Finding a Visegrad added value in the new Cohesion Policy, 2021-27
Daniel Šitera publikoval v rámci projektu Think Visegrad policy brief o spolupráci V4 v rámci nové kohezní politice EU.
14. ledna 2019
- The EU ́s budgetary negotiations have historically been a case of lowering the capabilities and increasing the expectations of the Cohesion Policy. Presented by the European Commission in May 2018, the proposal for the programming and budgetary period of 2021-27 only reasserts this historical trend when compared with the period of 2014-20.The growing gap between capabilities and expectations can also be identified when analyzing the three relevant categories of (i) budgetary allocation, (ii) strategic content, and (iii) conditionalities and administrative regulation. The gap is growing along a ́do more with less ́-logic because the volume of budgetary allocation is once again decreasing on the capabilities side, while the strategic content on the expectations side is being simultaneously expanded with aims unrelated to the original purpose of promoting socio-economic cohesion between less and more developed EU regions and, in effect, member states. For many of the less developed states, the relative diminishing of the funding carrot is moreover paralleled with maybe simplified but harsher sticks when the conditionalities and administrative burden are considered. The Commission wished for the new multiannual financial framework (MFF) and the affiliated regulations to be approved by May 2019 due to the upcoming elections to the European Parliament. From the current viewpoint, the inter-state distributional bargaining, at least in the EU Council proceedings, does not seem to abide for now. For now, the member states are still in search of what really constitutes the EU added value in the new MFF.

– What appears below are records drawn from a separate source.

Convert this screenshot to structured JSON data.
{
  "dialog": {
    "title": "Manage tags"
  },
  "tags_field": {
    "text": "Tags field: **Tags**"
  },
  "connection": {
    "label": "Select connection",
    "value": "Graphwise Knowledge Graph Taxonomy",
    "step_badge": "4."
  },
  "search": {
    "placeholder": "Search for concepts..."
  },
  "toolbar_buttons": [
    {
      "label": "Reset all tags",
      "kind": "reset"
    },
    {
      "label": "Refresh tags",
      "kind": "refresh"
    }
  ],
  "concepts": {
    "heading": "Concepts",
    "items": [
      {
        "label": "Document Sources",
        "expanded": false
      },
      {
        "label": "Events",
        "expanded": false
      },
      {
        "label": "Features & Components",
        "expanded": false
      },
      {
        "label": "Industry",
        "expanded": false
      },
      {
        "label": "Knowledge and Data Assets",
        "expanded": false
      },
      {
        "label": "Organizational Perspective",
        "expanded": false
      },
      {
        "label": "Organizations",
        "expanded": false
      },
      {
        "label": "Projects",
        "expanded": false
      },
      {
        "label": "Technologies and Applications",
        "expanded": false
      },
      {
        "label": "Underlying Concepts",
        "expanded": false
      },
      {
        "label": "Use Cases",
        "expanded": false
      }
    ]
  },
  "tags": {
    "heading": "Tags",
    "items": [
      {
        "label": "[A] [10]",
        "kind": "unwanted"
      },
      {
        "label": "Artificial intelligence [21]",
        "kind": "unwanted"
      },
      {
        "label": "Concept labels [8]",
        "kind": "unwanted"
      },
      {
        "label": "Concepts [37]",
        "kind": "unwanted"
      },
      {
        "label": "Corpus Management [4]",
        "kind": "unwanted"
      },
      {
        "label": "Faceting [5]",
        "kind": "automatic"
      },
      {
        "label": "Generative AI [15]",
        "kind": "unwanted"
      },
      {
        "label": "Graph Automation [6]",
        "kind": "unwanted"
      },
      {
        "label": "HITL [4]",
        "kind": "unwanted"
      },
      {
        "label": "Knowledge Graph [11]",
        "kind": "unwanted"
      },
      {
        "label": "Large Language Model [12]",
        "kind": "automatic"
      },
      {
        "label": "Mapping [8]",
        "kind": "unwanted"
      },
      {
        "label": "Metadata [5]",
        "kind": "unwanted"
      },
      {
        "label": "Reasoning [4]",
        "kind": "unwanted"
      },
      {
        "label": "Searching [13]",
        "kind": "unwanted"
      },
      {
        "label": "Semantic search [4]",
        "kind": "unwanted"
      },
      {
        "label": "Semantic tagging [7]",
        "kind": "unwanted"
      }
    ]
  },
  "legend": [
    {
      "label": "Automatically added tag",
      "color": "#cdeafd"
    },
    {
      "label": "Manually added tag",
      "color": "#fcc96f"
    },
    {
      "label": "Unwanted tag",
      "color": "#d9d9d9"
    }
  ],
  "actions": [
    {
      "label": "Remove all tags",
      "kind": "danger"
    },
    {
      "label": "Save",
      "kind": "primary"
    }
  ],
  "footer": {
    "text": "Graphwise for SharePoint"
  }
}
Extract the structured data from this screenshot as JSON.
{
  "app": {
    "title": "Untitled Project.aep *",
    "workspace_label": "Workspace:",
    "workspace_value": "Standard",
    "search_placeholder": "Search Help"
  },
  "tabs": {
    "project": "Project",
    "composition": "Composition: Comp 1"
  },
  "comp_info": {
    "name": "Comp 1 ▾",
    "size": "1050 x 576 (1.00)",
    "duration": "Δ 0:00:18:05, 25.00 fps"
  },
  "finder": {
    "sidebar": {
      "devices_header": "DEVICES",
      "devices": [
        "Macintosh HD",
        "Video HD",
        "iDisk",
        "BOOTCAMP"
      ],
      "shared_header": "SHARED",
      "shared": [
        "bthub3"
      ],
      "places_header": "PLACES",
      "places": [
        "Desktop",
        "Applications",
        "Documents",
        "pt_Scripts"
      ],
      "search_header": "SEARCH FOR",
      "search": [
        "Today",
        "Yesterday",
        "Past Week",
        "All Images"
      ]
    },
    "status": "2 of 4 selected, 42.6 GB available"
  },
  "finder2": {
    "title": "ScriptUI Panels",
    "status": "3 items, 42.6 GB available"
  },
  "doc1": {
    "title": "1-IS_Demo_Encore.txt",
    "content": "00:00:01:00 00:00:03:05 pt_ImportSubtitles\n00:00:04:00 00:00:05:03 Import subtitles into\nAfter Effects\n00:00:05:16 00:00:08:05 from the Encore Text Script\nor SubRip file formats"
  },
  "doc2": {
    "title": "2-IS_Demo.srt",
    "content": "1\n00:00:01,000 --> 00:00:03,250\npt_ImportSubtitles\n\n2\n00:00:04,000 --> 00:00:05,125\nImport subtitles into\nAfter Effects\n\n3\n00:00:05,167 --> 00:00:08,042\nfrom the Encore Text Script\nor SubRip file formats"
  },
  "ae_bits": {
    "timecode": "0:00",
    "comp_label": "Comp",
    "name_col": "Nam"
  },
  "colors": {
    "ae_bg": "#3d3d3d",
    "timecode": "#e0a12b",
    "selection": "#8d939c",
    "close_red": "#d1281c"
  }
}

- The Visegrád states are the ones most affected by the growing gap. Thewidening capability-expectations gap in the Cohesion Policy thus remains unfavourable to the Visegrád states as net-recipients in the new MFF, yet it can be equally claimed to have a negative effect on the future economic performance of net- paying member states due to the inter-dependencies established on, above all, the Single Market and the Economic and Monetary Union (EMU). This begs the question, on what is the Visegrád added value constituted in the new Cohesion Policy, and how can it be reconciled with the EU added value in general? In order to answer the question, this policy brief tries to identify the capability-expectations gap as a framework for understanding both the current negotiations and the later evaluation of the final deal.